自由になった彼女が問題なく立ち上がるのを見届けてから、今度は拳銃男の手元に転がった巨大拳銃を手に取った。

 

やはり見たことのない銃だった。最強と名高いあのリボルバーより大きなシリンダー内にはやはり初めて見る規格の弾。だがそこで一つだけ見覚えのあるモノがあった。

 

薬莢の底、長い銃身の側面、グリップ。それら全てに"Princip.Inc."の刻印。前世で戦った最悪のテロリスト集団、宗教や己の要求を世界に通す為に行動する者達をあらゆる面で支援し、時に一から教育する。
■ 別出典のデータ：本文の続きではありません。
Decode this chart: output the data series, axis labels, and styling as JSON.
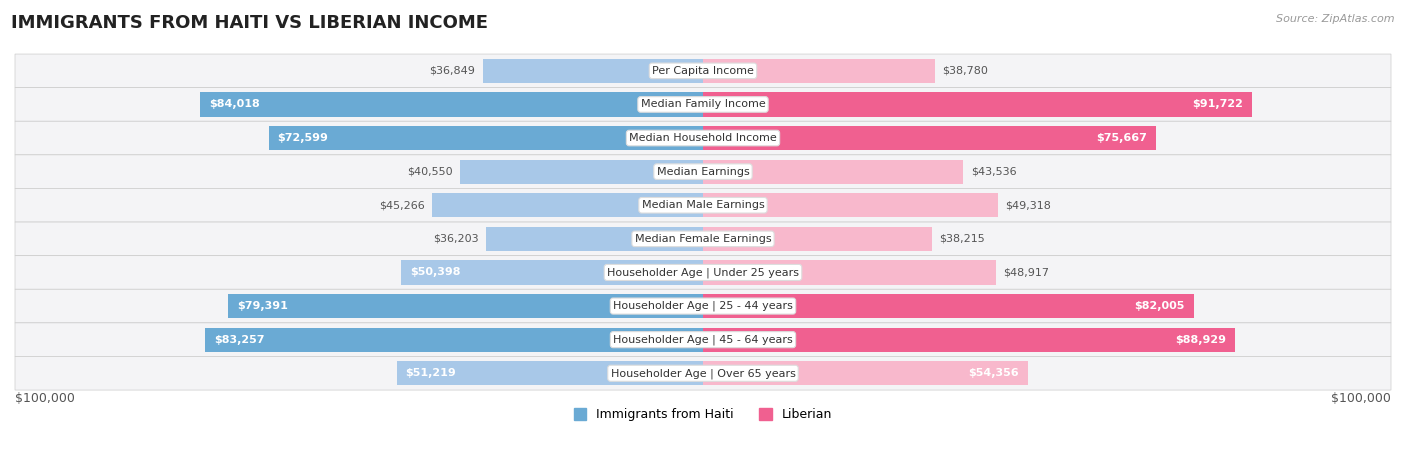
{
  "title": "IMMIGRANTS FROM HAITI VS LIBERIAN INCOME",
  "source": "Source: ZipAtlas.com",
  "categories": [
    "Per Capita Income",
    "Median Family Income",
    "Median Household Income",
    "Median Earnings",
    "Median Male Earnings",
    "Median Female Earnings",
    "Householder Age | Under 25 years",
    "Householder Age | 25 - 44 years",
    "Householder Age | 45 - 64 years",
    "Householder Age | Over 65 years"
  ],
  "haiti_values": [
    36849,
    84018,
    72599,
    40550,
    45266,
    36203,
    50398,
    79391,
    83257,
    51219
  ],
  "liberian_values": [
    38780,
    91722,
    75667,
    43536,
    49318,
    38215,
    48917,
    82005,
    88929,
    54356
  ],
  "haiti_labels": [
    "$36,849",
    "$84,018",
    "$72,599",
    "$40,550",
    "$45,266",
    "$36,203",
    "$50,398",
    "$79,391",
    "$83,257",
    "$51,219"
  ],
  "liberian_labels": [
    "$38,780",
    "$91,722",
    "$75,667",
    "$43,536",
    "$49,318",
    "$38,215",
    "$48,917",
    "$82,005",
    "$88,929",
    "$54,356"
  ],
  "max_value": 100000,
  "haiti_color_light": "#a8c8e8",
  "haiti_color_dark": "#6aaad4",
  "liberian_color_light": "#f8b8cc",
  "liberian_color_dark": "#f06090",
  "inside_label_threshold": 55000,
  "bar_height": 0.72,
  "row_bg_light": "#f0f0f0",
  "row_bg_dark": "#e0e0e8",
  "title_fontsize": 13,
  "source_fontsize": 8,
  "label_fontsize": 8,
  "cat_fontsize": 8,
  "x_axis_label": "$100,000",
  "legend_haiti": "Immigrants from Haiti",
  "legend_liberian": "Liberian"
}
規模も思想も首謀者も不明な組織の名前だ。

 

サイレン音が遠くから聞こえてくる。今すぐそこに倒れている男を叩き起こし、知っていることを洗いざらい吐かせたい衝動をこらえてリボルバーを握りなおす。

 

「すずか、家まで送ってやるから道を教えてくれ」

 

銃撃戦の中生き残ったレジ袋から靴とシャープペンをすずかに手渡して替わりにセーフティーをかけたリボルバー拳銃を突っ込んだ。

 

「え、でも警察とかに説明した方がいいんじゃ」

 

「嫌だ」

 

「え?」

 

「だって俺も捕まるし。銃刀法違反とその他諸々の罪状で」

 

「え、じゃああの銃本物だったの?」

 

首肯。

 

暫くフリーズして動かなかったすずかだが、10分くらいして再起動を果たした後に若干怖がりながらも逃げ出したりはしないでくれた。

 

その後何事もなく月村邸にすずかを送り届けて家に帰ると、既に辺りは暗くなっていた。